Press Release
April 27, 2008

LIKE MISUARI, TRILLANES SHOULD BE ENTITLED TO BAIL -- PIMENTEL

Like Muslim rebel chieftain Nur Misuari, Senator and Magdalo leader Antonio Trillanes should be granted bail and temporarily freed from detention, Senate Minority Leader Aquilino Q. Pimentel, Jr. said yesterday.

Pimentel said if Misuari was allowed to post bail by the Makati Regional Trial Court in connection with rebellion charges against him, the more Trillanes should be entitled to the same privilege.

He noted that Misuari was charged with rebellion when he redeclared an uprising and led armed fighters of the Moro National Liberation Front in a gunbattle with government troops in Sulu in November 2001, resulting in losses of lives both sides.

In contrast, he said Trillanes was one of the junior officers who led disgruntled government soldiers belonging to the Magdalo group in the so-called Oakwood Mutiny in Makati City on July 23, 2003 where nobody was killed.
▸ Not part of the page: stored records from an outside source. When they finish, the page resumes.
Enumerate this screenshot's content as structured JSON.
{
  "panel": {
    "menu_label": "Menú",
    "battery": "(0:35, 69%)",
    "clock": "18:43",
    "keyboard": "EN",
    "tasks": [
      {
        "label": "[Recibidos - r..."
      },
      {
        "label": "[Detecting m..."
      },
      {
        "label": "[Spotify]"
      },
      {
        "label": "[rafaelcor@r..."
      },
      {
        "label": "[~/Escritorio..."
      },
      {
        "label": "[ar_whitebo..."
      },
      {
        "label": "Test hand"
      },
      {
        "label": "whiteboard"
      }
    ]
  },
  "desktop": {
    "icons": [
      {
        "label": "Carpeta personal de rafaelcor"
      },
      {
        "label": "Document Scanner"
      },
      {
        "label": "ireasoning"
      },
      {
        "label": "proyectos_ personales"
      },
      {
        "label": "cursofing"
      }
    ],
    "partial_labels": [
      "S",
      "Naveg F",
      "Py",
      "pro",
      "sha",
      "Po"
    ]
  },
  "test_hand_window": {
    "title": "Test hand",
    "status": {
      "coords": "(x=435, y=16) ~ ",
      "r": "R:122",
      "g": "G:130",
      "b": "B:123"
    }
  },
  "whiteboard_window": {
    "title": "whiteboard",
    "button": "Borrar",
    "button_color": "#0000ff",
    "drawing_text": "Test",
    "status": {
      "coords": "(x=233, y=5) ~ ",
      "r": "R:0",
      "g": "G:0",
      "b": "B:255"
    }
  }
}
After a negotiation, the renegade troops surrendered without firing a single shot.

Trillanes, along with Brig. Gen. Danilo Lim, also led the bloodless siege of Manila Peninsula Hotel in Makati on Nov. 29, 2007.
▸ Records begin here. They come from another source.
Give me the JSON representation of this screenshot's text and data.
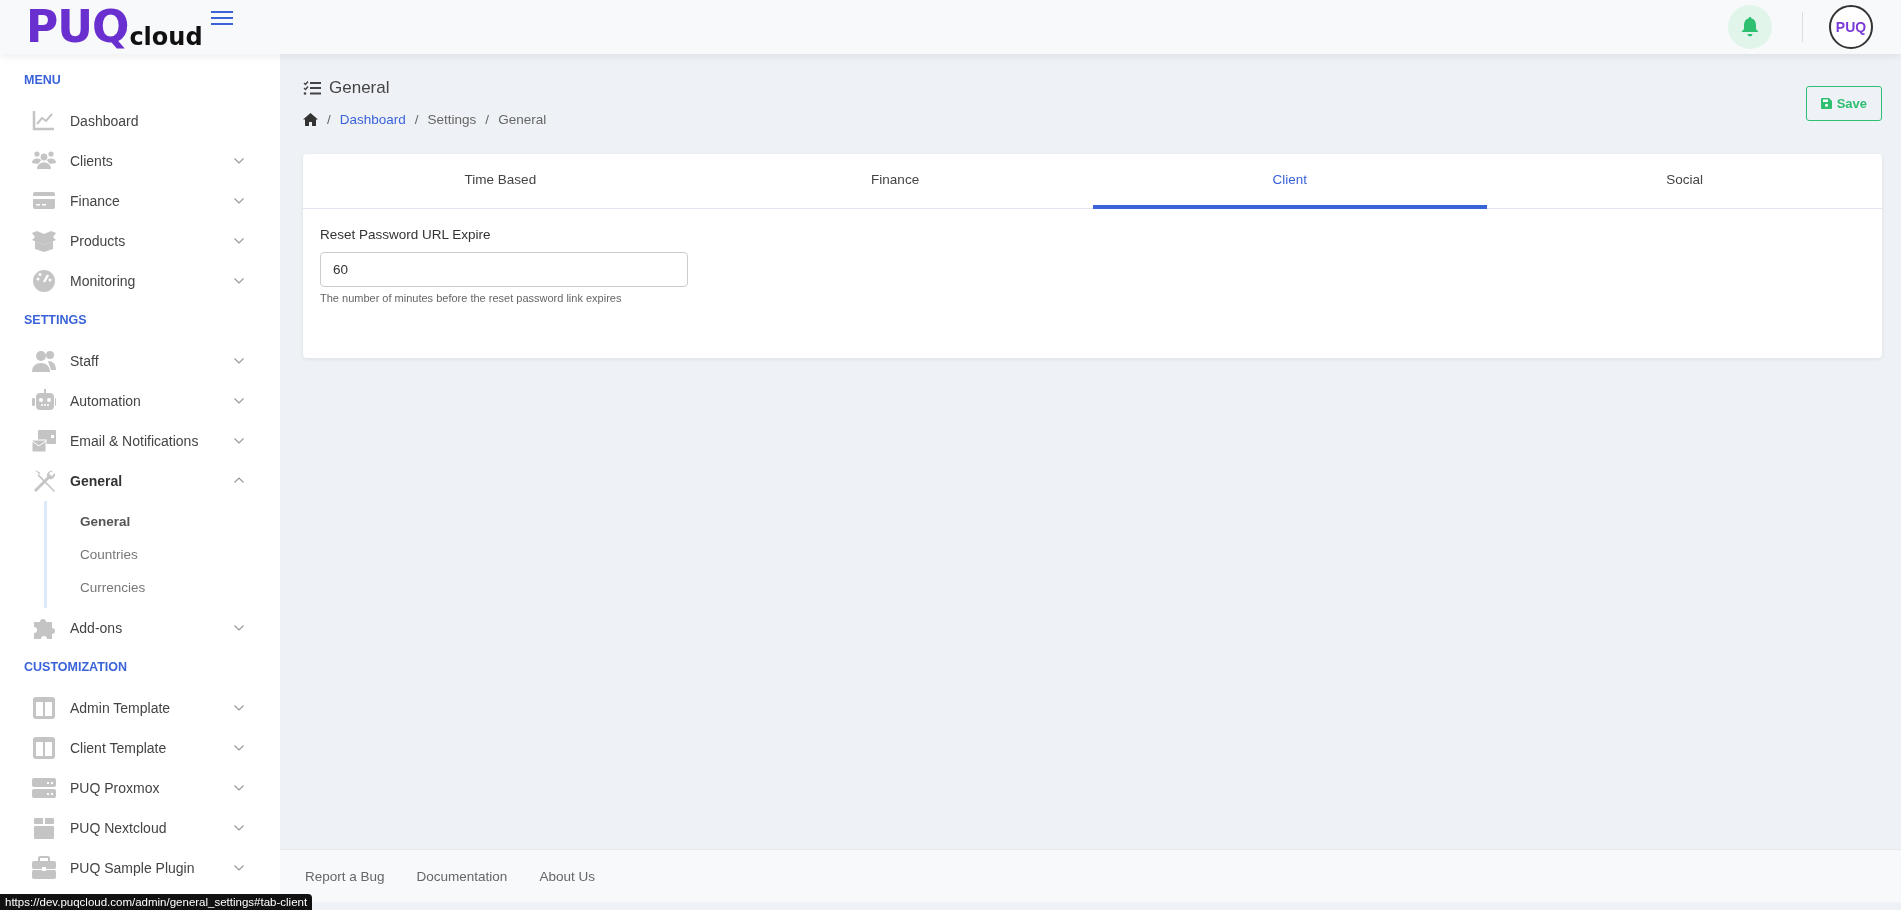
{
  "header": {
    "logo_main": "PUQ",
    "logo_sub": "cloud",
    "avatar": "PUQ"
  },
  "sidebar": {
    "sections": [
      {
        "title": "MENU",
        "items": [
          {
            "label": "Dashboard",
            "expandable": false,
            "expanded": false,
            "selected": false
          },
          {
            "label": "Clients",
            "expandable": true,
            "expanded": false,
            "selected": false
          },
          {
            "label": "Finance",
            "expandable": true,
            "expanded": false,
            "selected": false
          },
          {
            "label": "Products",
            "expandable": true,
            "expanded": false,
            "selected": false
          },
          {
            "label": "Monitoring",
            "expandable": true,
            "expanded": false,
            "selected": false
          }
        ]
      },
      {
        "title": "SETTINGS",
        "items": [
          {
            "label": "Staff",
            "expandable": true,
            "expanded": false,
            "selected": false
          },
          {
            "label": "Automation",
            "expandable": true,
            "expanded": false,
            "selected": false
          },
          {
            "label": "Email & Notifications",
            "expandable": true,
            "expanded": false,
            "selected": false
          },
          {
            "label": "General",
            "expandable": true,
            "expanded": true,
            "selected": true,
            "children": [
              {
                "label": "General",
                "selected": true
              },
              {
                "label": "Countries",
                "selected": false
              },
              {
                "label": "Currencies",
                "selected": false
              }
            ]
          },
          {
            "label": "Add-ons",
            "expandable": true,
            "expanded": false,
            "selected": false
          }
        ]
      },
      {
        "title": "CUSTOMIZATION",
        "items": [
          {
            "label": "Admin Template",
            "expandable": true,
            "expanded": false,
            "selected": false
          },
          {
            "label": "Client Template",
            "expandable": true,
            "expanded": false,
            "selected": false
          },
          {
            "label": "PUQ Proxmox",
            "expandable": true,
            "expanded": false,
            "selected": false
          },
          {
            "label": "PUQ Nextcloud",
            "expandable": true,
            "expanded": false,
            "selected": false
          },
          {
            "label": "PUQ Sample Plugin",
            "expandable": true,
            "expanded": false,
            "selected": false
          }
        ]
      }
    ]
  },
  "page": {
    "title": "General",
    "separator": "/",
    "breadcrumb": [
      {
        "label": "Dashboard",
        "link": true
      },
      {
        "label": "Settings",
        "link": false
      },
      {
        "label": "General",
        "link": false
      }
    ],
    "save_button": "Save"
  },
  "tabs": [
    {
      "label": "Time Based",
      "selected": false
    },
    {
      "label": "Finance",
      "selected": false
    },
    {
      "label": "Client",
      "selected": true
    },
    {
      "label": "Social",
      "selected": false
    }
  ],
  "form": {
    "label": "Reset Password URL Expire",
    "value": "60",
    "help": "The number of minutes before the reset password link expires"
  },
  "footer": {
    "links": [
      "Report a Bug",
      "Documentation",
      "About Us"
    ]
  },
  "status_bar": {
    "url": "https://dev.puqcloud.com/admin/general_settings#tab-client"
  }
}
"Why shouldn't Trillanes be granted bail when nobody was killed during the two incidents? In fact, there was no firefight," Pimentel said.

Prior to the grant of bail to Misuari, he was put under house arrest by the Makati RTC.

He said the government's persistent refusal to the bail petition of Trillanes only betrays its double standards of justice in dealing with political dissenters.

He said the Magdalo soldiers staged the Oakwood mutiny to enable them to voice their grievances, particularly the widespread corruption in the Armed Forces of the Philippines.

Pimentel noted the testimonies of Sen. Rodolfo Biazon and former armed forces chief, retired Gen. Narciso Abaya at last Friday's court trial that tend to disprove the allegations that the Magdalo soldiers had intended to grab political power.

Pimentel said the grant of bail to Trillanes will enable him to perform his duties as elected senator of the republic. Majority of senators had signed a resolution last year urging the courts to allow Trillanes to attend Senate sessions and hearings while his case is being tried.

The case of Trillanes was brought up before the committee on the human rights of parliamentarians during the 118th general assembly of the Inter-Parliamentary Union in Cape Town, South Africa on April 13-17.

The five-man committee, of which Pimentel is a member representing the Association of Southeast Asia +3, acted immediately by calling for additional information from the Senate. This is without prejudice to a wider probe to be conducted by the committee on the Trillanes case.